Senate Bill 275 (Yaw) limits municipal entities from banning any specific type of fuel source for appliances and heating homes or businesses, ensuring Pennsylvania homes and employers have access to diverse energy options. (Vetoed by governor.)

Act 133 of 2022 establishes a taskforce on exporting liquified natural gas from Pennsylvania to decrease reliance on Russian energy.

Act 136 of 2022 allows any Pennsylvania company to bid for a contract awarded by the Department of Environmental Protection for plugging oil and gas wells, regardless of the size of the business.
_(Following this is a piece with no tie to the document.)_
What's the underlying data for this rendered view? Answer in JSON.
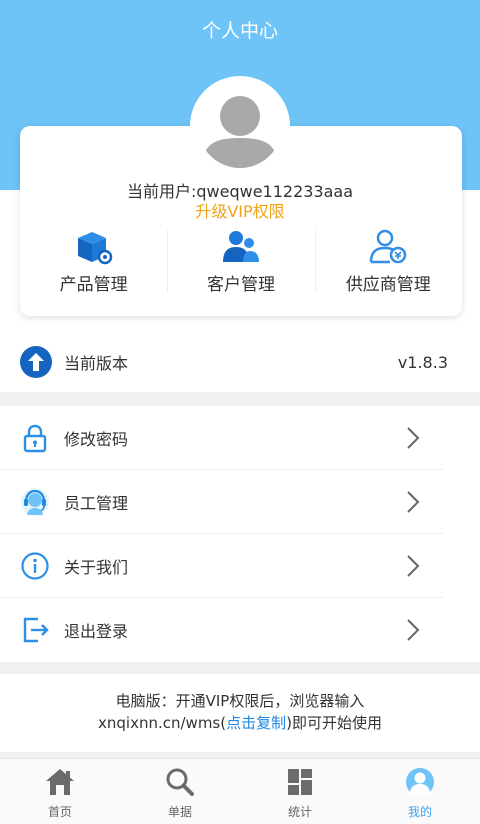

Act 153 of 2022 (Yaw) ensures landowners are afforded a clear and distinct assessment of royalties paid to them through lease agreements with oil and natural gas operators.

Ensuring Hunting & Boating Opportunities

Act 28 of 2022 (Robinson) aligns the Pennsylvania Fish and Boat Commission’s boat registration period with the calendar year.

Act 148 of 2022 (Laughlin) makes it easier for hunters to obtain antlerless deer hunting licenses.

Curbing Illegal Immigration

Act 141 of 2022 improves enforcement of the construction industry’s use of the federal E-Verify system, which determines the eligibility of employees to work in America.